I only just now noticed a rather serious typo there, making that sentence confusing. Should have said "the only reason TLS should be a paid feature", which fits with the rest of the sentence.

[nsgi]

There are ways of doing that without sacrificing security. Making TLS a paid-only feature makes no more sense than making CSRF protection a paid-only feature.

[hamandcheese]

On Heroku, TLS is enabled if you use the *.herokuapp.com domain, even on free plans.

So really they are charging you if you need a custom domain and security (i.e. Something most businesses do need and most hobbies don't).

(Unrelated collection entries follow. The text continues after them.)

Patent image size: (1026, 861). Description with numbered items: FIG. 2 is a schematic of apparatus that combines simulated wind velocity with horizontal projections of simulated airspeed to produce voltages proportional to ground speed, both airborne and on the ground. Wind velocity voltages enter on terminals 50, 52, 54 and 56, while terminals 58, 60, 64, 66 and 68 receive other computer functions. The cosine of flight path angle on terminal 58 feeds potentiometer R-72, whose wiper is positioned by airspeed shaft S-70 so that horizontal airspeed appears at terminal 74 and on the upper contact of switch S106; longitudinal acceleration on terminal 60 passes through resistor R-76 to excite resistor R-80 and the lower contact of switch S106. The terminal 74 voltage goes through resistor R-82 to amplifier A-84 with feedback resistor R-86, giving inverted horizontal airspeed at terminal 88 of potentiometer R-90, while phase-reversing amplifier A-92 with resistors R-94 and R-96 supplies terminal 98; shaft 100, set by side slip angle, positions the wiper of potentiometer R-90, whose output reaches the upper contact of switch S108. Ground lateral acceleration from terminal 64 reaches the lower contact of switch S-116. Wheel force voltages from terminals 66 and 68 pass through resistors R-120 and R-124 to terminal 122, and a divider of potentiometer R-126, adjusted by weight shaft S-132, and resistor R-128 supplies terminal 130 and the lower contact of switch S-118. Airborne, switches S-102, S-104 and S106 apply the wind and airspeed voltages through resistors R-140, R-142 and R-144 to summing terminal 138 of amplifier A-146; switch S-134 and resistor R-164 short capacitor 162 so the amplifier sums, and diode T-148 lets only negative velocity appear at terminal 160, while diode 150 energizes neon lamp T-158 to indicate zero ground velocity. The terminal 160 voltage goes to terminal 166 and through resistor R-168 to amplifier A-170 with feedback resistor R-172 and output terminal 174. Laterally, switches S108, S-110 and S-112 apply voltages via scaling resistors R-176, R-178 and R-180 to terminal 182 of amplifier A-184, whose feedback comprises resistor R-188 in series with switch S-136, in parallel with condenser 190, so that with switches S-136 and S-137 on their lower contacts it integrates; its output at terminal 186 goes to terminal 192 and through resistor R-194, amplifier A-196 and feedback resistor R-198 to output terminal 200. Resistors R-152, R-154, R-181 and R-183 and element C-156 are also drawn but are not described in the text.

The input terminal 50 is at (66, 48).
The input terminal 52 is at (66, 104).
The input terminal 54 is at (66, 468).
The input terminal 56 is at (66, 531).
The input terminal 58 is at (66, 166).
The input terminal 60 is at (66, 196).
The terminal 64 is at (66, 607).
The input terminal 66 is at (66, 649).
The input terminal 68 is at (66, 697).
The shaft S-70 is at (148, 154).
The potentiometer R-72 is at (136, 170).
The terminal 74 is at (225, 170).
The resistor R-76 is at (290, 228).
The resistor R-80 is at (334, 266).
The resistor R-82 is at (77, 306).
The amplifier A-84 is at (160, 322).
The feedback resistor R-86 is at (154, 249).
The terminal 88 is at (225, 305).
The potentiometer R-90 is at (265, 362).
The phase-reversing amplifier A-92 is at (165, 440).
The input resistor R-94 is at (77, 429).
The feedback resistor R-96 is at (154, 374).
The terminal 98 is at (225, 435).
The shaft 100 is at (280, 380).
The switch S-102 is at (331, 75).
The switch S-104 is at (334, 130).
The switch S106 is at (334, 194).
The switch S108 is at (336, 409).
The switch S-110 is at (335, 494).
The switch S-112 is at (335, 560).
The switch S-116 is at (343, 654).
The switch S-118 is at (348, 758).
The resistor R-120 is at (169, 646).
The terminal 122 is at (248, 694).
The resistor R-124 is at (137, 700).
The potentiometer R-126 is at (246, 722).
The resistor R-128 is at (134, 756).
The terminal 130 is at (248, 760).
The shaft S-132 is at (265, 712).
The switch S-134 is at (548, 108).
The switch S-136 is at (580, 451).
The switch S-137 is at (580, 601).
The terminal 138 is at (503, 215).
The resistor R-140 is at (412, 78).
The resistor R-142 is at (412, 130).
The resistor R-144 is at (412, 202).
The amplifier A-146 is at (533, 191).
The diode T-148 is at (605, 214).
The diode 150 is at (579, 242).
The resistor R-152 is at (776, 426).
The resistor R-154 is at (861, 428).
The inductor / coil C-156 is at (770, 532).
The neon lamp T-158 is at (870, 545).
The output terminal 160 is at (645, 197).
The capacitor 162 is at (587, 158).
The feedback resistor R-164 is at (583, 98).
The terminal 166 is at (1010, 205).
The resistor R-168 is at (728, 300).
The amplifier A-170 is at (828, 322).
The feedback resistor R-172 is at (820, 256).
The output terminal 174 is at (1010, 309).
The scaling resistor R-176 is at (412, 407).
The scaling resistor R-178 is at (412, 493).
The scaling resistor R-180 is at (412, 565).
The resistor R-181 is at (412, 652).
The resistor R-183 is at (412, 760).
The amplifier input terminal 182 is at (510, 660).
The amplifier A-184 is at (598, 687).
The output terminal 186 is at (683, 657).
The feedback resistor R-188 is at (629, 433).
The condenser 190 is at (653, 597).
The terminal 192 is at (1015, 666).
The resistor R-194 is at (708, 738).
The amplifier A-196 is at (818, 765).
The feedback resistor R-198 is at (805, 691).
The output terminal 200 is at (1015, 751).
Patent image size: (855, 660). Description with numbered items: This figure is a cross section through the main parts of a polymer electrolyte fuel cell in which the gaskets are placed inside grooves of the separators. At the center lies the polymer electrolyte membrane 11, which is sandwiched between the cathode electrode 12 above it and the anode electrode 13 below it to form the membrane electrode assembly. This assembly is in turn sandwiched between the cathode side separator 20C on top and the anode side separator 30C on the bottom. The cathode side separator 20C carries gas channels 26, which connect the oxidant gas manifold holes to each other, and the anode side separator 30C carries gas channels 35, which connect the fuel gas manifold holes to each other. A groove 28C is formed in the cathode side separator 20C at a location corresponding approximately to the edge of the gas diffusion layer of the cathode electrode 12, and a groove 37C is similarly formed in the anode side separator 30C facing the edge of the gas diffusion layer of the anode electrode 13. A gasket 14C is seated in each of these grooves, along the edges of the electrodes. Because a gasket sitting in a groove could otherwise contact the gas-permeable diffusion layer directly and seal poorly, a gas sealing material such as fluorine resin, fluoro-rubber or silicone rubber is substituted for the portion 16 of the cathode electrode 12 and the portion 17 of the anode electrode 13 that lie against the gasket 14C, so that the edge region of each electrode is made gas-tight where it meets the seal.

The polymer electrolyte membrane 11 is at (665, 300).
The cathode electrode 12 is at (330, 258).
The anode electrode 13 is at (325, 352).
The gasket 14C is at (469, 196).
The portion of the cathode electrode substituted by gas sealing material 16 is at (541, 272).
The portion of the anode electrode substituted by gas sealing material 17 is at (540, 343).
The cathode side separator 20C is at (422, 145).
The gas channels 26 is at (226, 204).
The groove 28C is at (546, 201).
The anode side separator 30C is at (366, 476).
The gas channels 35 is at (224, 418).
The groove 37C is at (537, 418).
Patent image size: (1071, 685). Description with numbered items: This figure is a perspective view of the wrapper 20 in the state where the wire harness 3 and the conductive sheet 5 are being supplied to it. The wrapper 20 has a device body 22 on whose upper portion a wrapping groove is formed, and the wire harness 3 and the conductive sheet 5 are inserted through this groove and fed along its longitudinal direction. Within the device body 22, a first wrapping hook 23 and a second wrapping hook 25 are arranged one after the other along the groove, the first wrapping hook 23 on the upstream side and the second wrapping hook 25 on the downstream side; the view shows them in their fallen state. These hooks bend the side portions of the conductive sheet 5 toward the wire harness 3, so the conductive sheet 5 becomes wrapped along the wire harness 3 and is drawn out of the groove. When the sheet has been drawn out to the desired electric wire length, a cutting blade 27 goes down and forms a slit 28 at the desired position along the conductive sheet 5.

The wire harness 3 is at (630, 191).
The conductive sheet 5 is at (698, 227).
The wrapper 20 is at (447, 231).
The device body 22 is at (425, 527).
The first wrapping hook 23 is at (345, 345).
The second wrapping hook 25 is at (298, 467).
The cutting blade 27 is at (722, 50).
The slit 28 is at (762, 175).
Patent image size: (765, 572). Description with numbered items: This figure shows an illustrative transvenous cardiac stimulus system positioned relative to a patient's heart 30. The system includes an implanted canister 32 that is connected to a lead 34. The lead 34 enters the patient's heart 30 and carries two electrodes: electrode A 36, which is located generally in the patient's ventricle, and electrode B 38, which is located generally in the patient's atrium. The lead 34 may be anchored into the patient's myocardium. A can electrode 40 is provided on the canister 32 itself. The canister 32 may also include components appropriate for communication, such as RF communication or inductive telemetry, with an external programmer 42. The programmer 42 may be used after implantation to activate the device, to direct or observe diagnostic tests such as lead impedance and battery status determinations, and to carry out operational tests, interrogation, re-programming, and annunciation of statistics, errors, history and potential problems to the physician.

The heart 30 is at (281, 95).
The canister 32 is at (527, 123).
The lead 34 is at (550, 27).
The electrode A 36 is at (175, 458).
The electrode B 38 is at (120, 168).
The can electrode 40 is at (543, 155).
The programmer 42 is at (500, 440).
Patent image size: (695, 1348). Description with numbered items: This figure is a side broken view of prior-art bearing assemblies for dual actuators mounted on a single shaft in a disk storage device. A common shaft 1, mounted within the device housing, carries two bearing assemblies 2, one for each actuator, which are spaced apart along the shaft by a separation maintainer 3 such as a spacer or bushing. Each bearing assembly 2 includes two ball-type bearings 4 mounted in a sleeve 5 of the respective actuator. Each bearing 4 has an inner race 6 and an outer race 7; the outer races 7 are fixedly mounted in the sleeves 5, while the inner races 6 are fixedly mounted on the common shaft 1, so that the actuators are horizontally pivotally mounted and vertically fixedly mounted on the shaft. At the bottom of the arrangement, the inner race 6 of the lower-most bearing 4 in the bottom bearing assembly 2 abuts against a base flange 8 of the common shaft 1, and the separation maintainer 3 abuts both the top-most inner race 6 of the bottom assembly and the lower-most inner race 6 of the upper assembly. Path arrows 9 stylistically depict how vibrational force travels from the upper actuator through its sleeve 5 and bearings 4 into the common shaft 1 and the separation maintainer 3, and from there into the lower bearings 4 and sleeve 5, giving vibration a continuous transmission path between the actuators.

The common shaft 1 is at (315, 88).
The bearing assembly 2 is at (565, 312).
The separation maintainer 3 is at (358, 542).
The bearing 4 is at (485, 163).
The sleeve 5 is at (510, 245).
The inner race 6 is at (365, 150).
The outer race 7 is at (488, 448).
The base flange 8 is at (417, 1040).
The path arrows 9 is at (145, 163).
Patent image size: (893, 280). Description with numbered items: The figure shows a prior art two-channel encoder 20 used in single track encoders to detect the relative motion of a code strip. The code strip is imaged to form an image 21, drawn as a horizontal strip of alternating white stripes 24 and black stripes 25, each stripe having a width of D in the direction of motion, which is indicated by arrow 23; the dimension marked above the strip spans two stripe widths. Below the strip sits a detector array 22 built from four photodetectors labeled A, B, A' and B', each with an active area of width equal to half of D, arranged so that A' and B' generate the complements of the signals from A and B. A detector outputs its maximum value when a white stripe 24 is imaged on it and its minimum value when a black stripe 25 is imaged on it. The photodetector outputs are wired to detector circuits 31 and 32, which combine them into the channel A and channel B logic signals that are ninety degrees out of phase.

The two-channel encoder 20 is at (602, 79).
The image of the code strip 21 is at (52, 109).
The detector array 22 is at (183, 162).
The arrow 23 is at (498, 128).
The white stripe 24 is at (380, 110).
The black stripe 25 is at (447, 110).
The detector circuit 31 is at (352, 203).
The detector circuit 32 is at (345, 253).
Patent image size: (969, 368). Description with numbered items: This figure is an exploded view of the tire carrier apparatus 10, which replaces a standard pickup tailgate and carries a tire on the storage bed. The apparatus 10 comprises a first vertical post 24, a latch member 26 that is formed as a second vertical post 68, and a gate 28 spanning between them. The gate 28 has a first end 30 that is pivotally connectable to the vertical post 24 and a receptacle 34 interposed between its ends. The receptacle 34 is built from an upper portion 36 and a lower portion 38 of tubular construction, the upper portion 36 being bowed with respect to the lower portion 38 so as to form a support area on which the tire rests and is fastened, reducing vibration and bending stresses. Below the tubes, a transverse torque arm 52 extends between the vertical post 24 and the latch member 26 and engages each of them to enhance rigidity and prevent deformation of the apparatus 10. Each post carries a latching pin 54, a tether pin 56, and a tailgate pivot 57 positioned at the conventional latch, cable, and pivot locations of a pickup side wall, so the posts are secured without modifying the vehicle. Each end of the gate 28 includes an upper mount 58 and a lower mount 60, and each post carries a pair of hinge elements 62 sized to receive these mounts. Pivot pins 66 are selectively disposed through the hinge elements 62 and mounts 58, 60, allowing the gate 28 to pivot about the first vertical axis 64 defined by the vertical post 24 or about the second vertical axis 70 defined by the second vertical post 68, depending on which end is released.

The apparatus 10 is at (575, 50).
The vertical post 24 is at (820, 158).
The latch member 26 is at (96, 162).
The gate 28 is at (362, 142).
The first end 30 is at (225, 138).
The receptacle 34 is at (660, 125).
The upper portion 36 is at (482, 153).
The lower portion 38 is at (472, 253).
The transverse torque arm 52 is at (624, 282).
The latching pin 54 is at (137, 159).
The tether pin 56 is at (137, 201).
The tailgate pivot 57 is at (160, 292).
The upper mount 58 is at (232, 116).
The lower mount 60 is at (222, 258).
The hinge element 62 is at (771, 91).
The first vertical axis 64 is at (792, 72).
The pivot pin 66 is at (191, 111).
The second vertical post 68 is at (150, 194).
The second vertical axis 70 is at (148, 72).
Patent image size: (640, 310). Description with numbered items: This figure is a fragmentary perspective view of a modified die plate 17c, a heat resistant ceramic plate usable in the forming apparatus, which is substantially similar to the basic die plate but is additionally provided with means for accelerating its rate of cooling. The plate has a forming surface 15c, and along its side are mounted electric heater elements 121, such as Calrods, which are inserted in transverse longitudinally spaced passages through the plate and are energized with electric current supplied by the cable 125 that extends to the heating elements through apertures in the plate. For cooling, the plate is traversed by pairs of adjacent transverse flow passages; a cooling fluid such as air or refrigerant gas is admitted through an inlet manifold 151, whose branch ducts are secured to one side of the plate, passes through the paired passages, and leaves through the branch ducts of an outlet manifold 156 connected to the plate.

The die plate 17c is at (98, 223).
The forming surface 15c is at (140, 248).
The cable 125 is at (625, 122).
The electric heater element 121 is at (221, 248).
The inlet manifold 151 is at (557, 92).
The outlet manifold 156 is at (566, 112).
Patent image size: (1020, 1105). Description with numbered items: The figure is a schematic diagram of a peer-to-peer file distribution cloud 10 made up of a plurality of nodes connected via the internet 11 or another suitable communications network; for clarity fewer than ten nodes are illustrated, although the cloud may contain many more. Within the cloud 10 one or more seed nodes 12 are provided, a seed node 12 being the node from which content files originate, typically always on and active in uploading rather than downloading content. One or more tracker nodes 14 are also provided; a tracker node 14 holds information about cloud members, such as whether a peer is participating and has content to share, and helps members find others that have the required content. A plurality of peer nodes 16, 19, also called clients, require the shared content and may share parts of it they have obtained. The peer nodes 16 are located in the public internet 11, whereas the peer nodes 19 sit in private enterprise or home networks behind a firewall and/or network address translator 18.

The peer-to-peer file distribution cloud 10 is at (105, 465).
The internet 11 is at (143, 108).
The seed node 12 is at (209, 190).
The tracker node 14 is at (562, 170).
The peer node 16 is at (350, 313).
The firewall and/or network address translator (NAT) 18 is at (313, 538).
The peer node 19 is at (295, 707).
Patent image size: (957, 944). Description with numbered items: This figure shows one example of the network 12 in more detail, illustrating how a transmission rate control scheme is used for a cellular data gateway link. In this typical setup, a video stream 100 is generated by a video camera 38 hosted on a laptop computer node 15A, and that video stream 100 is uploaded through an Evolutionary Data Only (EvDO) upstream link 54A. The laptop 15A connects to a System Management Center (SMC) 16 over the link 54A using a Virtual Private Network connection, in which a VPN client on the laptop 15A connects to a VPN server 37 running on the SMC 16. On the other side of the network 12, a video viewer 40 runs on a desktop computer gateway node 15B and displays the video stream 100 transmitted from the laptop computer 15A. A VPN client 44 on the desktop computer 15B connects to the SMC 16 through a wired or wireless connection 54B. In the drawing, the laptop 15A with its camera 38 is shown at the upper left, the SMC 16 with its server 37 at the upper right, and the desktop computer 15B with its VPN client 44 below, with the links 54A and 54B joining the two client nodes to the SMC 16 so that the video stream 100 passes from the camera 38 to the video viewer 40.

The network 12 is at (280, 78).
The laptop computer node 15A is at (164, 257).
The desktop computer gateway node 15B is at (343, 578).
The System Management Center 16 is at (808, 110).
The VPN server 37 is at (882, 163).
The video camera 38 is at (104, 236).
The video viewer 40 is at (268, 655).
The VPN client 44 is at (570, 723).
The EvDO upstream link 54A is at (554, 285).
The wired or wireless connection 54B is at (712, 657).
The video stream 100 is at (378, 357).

Seems a like a reasonable and fair way to segment their market to me.

[user5994461]

That makes sense for a hosting service. A lot of them works that way. Hosting a static free blog doesn't need TLS.

[icebraining]

Considering the amount of crap ISPs have been known to inject into websites, I disagree. TLS isn't just for encryption, it also provides data integrity.

[Godel_unicode]

This is the correct answer. Use this reasoning.

[IgorPartola]

Yes it does. Stop spreading this misinformation because it is dangerous. Everything should be encrypted. I don't want people knowing that I'm reading your blog or what on it I am reading.

[Jach]

Now who's spreading misinformation? HTTPS doesn't protect the fact you're reading a blog (the IP of the server will be observed, and typically the server name through the cert itself) and while one can't prove which URLs of the server you visited one can infer based on the amount of traffic sent.

[samb1729]

There's a pretty significant difference between someone being able to tell, for example, that you visited medium.com, and that same someone being able to tell exactly which blog post you read because the whole request is unencrypted.

[LukeShu]

Beyond just the cert itself, the client will typically announce in plaintext the hostname it is seeking to talk to, as part of SNI.

[JoshTriplett]

> Hosting a static free blog doesn't need TLS.

Many kinds of static content need TLS, including protection from MITM and protection from eavesdroppers. Static doesn't mean "not sensitive". (Leaving aside the reasonable presumption today that all content is potentially sensitive.)